Gulf, Mew'un evinden ayrıldıktan sonra hastaneyi arayıp iki günlüğüne izin almıştı. Eninde sonunda onunla karşılaşacağının farkındaydı ancak yine de kendini bir nebze de olsa toparlayana kadar gözüne görünmek istemiyordu. Elindeki kahve bardağını koltuğun önündeki masaya koydu. Bu iki günlük izin Prem'le yürüttüğü plan için harika zamanlamaydı. Çoktan bir hafta tükenmiş sayılırdı ve işleri hızlandırmalıydı.
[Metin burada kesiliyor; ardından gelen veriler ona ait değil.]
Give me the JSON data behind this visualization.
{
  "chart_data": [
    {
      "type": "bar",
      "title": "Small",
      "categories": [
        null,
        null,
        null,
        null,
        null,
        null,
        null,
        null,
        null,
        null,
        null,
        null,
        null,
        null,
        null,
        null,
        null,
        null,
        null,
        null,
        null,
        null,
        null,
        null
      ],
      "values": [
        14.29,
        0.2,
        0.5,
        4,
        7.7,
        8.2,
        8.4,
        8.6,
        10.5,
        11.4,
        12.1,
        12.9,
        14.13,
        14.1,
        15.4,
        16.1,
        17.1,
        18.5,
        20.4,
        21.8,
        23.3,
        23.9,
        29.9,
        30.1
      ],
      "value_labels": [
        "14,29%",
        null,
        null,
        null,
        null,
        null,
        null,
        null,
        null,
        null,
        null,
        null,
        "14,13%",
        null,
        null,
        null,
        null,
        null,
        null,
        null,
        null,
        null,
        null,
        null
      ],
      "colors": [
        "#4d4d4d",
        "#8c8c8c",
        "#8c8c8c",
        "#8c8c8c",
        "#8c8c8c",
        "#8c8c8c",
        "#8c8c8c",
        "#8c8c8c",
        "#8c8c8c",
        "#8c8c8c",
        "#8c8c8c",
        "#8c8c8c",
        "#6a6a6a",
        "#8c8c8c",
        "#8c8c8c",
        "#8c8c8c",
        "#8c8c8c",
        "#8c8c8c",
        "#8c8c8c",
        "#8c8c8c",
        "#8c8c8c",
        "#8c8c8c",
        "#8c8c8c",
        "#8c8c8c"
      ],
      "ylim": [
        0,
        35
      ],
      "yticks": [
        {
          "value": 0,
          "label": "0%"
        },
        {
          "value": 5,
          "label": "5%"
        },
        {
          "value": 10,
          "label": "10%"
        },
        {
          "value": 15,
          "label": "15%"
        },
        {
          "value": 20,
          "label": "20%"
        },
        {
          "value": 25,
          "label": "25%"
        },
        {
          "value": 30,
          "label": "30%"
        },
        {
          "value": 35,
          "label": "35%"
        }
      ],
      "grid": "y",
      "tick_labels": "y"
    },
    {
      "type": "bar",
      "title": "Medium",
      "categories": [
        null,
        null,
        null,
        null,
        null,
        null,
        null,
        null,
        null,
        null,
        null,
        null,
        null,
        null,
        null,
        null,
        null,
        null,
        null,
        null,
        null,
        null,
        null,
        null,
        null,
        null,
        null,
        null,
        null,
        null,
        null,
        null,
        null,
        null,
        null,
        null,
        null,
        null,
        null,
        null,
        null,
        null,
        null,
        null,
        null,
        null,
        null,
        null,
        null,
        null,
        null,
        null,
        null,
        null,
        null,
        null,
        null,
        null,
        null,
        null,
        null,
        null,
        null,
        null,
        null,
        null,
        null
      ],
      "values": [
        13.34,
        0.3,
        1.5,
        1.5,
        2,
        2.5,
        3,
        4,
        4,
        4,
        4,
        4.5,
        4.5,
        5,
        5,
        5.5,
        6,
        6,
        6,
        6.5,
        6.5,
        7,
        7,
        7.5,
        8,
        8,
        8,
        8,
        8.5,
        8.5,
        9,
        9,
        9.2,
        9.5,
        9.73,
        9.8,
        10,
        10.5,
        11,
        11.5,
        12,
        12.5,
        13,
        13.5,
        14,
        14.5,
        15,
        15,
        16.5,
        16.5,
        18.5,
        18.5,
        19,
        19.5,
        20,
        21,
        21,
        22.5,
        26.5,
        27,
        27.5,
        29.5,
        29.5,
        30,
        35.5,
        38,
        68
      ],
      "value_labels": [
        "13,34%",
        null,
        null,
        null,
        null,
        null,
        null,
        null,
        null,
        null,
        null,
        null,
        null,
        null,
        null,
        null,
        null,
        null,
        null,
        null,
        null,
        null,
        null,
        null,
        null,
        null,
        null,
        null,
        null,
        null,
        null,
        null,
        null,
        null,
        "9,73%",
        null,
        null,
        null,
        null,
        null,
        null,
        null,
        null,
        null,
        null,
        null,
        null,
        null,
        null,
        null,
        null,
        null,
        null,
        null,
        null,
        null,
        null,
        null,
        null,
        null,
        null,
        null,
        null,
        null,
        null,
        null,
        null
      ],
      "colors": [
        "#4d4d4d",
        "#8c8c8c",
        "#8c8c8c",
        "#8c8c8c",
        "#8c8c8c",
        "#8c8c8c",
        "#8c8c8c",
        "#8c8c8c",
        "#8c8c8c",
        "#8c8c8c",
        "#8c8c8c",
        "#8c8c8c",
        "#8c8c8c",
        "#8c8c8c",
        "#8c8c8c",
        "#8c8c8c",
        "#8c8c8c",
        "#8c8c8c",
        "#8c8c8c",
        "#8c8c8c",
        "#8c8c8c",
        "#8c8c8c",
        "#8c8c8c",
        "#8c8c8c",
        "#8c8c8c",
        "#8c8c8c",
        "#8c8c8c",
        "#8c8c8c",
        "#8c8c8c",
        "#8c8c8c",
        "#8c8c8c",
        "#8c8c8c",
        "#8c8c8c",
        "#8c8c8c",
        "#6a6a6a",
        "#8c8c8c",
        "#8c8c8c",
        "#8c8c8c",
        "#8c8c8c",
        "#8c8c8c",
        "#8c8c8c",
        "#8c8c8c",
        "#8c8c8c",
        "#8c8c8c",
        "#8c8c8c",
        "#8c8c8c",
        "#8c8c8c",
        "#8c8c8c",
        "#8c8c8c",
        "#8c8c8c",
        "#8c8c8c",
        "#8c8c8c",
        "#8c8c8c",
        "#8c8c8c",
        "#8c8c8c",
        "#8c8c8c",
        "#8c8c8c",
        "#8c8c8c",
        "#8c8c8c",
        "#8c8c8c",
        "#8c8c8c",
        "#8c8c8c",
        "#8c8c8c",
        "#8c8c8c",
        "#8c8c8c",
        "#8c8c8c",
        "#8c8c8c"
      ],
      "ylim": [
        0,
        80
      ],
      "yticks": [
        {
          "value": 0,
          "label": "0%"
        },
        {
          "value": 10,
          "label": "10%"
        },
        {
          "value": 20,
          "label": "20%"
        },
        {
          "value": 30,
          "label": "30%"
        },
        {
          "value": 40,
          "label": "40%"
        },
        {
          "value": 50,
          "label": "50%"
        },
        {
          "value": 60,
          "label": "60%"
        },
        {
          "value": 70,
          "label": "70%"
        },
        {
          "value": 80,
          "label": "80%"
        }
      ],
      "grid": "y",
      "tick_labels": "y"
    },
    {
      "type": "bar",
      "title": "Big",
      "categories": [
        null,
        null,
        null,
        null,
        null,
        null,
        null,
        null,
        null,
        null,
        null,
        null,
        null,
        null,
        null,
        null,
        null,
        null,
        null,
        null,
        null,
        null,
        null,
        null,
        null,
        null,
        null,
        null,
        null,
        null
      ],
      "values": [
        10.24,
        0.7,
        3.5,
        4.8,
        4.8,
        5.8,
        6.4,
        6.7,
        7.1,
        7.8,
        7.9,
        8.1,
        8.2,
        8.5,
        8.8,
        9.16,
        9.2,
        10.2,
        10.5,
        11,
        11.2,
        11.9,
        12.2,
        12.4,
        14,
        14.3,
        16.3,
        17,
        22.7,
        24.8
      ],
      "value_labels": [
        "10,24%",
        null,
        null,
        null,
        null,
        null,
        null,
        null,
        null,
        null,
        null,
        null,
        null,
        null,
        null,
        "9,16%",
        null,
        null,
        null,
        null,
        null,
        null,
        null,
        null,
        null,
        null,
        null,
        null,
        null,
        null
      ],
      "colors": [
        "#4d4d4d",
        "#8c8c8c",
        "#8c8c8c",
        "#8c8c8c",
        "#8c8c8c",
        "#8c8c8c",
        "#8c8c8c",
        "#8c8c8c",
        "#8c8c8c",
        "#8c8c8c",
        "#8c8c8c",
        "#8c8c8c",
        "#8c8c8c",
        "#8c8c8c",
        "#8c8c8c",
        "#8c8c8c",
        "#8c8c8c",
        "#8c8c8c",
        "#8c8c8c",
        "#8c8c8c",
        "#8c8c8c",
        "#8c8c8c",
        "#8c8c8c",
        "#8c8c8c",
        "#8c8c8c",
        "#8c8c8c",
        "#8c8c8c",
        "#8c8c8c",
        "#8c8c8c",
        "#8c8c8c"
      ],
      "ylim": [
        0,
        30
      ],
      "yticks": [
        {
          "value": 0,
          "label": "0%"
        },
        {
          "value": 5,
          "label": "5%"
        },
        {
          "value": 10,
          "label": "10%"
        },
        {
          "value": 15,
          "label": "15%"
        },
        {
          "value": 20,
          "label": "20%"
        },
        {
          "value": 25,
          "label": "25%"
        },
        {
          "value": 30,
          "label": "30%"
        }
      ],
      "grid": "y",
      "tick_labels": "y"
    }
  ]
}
"Gulf?" Telefondan gelen ses Gulf'ın dikkatini oraya vermesini sağladı.
"Neredesin? Evime gelebilir misin Prem?"
"Küçük bir işim var onu hallettikten sonra gelirim. Bir şey mi var?"
Endişeli ses Gulf'ı gülümsetti. Kendinden sonra en çok ona güveniyordu. Eh güvenmekte haksız sayılmazdı. Prem, Gulf'a bir hayat borçlanmıştı. Gulf'ın bunu önemsediği yoktu ancak Prem oldukça önem veriyordu bu duruma.
"Hayır, önemli bir şey değil sadece plan hakkında biraz konuşalım istedim."
"Anladım. Hastaneye gitmiyorsun o zaman?"
"Hayır iki günlüğüne izin aldım. Plânı biraz hızlandırmamız gerekiyor. Boun'u da getir."
"Peki patron birkaç saat sonra görüşürüz"
Kana elindeki telefonu koltuğun üzerine koydu. Arkasına yaşlanmışken gelen bildirim sesi nefesini seslice salmasına sebep oldu. Oturupta kafasını dinleyecek, düşüncelerini değerlendirecek vakti olmamıştı. Bu sebeple hafif bir sinirle telefonunu tekrar eline aldı. Gelen mesaj sopa yutmuş gibi olduğu yerde dikleştirirken bir yandan da iyice sinirlenmeye başlıyordu.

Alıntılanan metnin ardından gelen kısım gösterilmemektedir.